My appointment was scheduled for 12:30 PM, and I arrived about 30 minutes early. My case was filed under the three-year rule through VAWA, so I knew the interview could be difficult. When the officer finally called my name around 1 PM, he walked out holding this huge folder — my entire history with USCIS in his hands. Just seeing that file made my heart sink a little.
He asked for my green card and immediately began the civics test. I answered the first six questions correctly, and then completed the reading and writing portion without any issues. Up to that point, it all felt standard.
But then came the yes/no questions… and the moment he asked about my current marital status. I told him I was divorced, and that’s when everything shifted. His tone changed, and he started digging — gently but firmly — into the abuse. And suddenly, I was right back in those moments I’ve spent years trying to move past.
Under the current administration, they are more deliberate about reviewing abuse claims, so I knew the questions were coming, but I wasn’t prepared for how hard it would hit me. My hands were shaking. My voice felt unsteady. Reliving the things my ex-wife did — the control, the emotional manipulation, even preventing me from looking for a job — felt like being dragged back into a place I had fought so hard to escape.
I tried to explain, but how do you summarize years of fear, humiliation, and threats in a few sentences? How do you give a snapshot of trauma when your whole body is reacting to it all over again?
After that, he continued with the remaining questions, printed a letter, and said I would receive a decision by mail. The form stated I passed the English and civics test, but that a decision cannot be made at this time.
Walking out of that building, even without an approval, felt like coming up for air.
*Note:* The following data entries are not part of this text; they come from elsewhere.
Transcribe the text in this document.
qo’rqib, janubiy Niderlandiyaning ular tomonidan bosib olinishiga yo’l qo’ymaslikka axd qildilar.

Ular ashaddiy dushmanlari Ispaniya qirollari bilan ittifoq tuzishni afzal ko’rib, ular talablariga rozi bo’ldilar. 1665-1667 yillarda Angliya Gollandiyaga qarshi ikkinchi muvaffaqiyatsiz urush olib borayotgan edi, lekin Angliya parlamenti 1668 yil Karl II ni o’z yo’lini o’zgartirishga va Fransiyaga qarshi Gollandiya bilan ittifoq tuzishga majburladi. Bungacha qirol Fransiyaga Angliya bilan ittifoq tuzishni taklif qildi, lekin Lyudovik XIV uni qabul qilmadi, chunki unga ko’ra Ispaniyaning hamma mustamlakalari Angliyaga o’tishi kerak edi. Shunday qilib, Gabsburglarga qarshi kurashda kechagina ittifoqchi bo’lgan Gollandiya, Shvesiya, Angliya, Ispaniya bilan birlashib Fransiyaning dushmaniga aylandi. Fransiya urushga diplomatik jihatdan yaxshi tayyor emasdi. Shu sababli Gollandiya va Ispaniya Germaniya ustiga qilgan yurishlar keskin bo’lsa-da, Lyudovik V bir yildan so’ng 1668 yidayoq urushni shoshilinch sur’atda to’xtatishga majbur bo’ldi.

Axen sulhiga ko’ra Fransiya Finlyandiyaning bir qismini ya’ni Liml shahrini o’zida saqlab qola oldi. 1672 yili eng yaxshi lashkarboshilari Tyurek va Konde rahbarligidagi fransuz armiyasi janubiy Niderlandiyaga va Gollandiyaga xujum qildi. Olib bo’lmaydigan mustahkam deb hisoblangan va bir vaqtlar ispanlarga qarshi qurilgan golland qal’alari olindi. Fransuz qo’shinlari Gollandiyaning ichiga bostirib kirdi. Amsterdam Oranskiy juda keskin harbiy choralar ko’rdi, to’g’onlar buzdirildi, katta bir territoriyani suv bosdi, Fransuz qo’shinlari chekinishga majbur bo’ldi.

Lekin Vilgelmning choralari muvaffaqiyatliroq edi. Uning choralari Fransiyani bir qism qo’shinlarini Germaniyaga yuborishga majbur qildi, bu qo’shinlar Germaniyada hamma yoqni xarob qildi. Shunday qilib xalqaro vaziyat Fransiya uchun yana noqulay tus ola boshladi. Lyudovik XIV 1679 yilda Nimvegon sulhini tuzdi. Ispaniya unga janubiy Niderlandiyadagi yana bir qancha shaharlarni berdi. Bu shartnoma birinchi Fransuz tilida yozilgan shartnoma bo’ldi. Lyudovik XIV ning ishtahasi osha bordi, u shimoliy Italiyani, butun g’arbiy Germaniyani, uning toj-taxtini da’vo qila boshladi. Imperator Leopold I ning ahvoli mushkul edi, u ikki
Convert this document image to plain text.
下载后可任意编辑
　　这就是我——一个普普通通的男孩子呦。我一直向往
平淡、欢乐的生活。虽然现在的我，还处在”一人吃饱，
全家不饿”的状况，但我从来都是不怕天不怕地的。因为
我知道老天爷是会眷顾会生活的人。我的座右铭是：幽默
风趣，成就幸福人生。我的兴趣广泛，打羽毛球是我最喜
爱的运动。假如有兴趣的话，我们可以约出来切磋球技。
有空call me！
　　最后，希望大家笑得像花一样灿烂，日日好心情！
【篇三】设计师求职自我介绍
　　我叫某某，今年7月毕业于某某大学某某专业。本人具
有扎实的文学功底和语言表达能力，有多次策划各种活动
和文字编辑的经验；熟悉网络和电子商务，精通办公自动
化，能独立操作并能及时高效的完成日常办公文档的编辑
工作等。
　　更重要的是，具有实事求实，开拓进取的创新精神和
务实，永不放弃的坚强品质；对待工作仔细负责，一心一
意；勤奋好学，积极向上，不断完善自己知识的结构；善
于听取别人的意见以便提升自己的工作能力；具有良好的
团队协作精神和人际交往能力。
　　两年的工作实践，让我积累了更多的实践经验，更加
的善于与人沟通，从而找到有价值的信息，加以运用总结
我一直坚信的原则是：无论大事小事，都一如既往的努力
The memories were heavy — the threats of calling immigration or the police, the constant fear — but stepping outside reminded me that I survived all of it, and I’m not living under her control anymore.
I don’t know yet if my case will be approved, and I wish I could say this journey is finally over. But for anyone applying under VAWA: be prepared for the emotional weight of discussing the abuse. It’s not easy, but you’re stronger than the moments you had to endure.
Good luck to everyone going through this process. I’ll keep you all posted on any updates.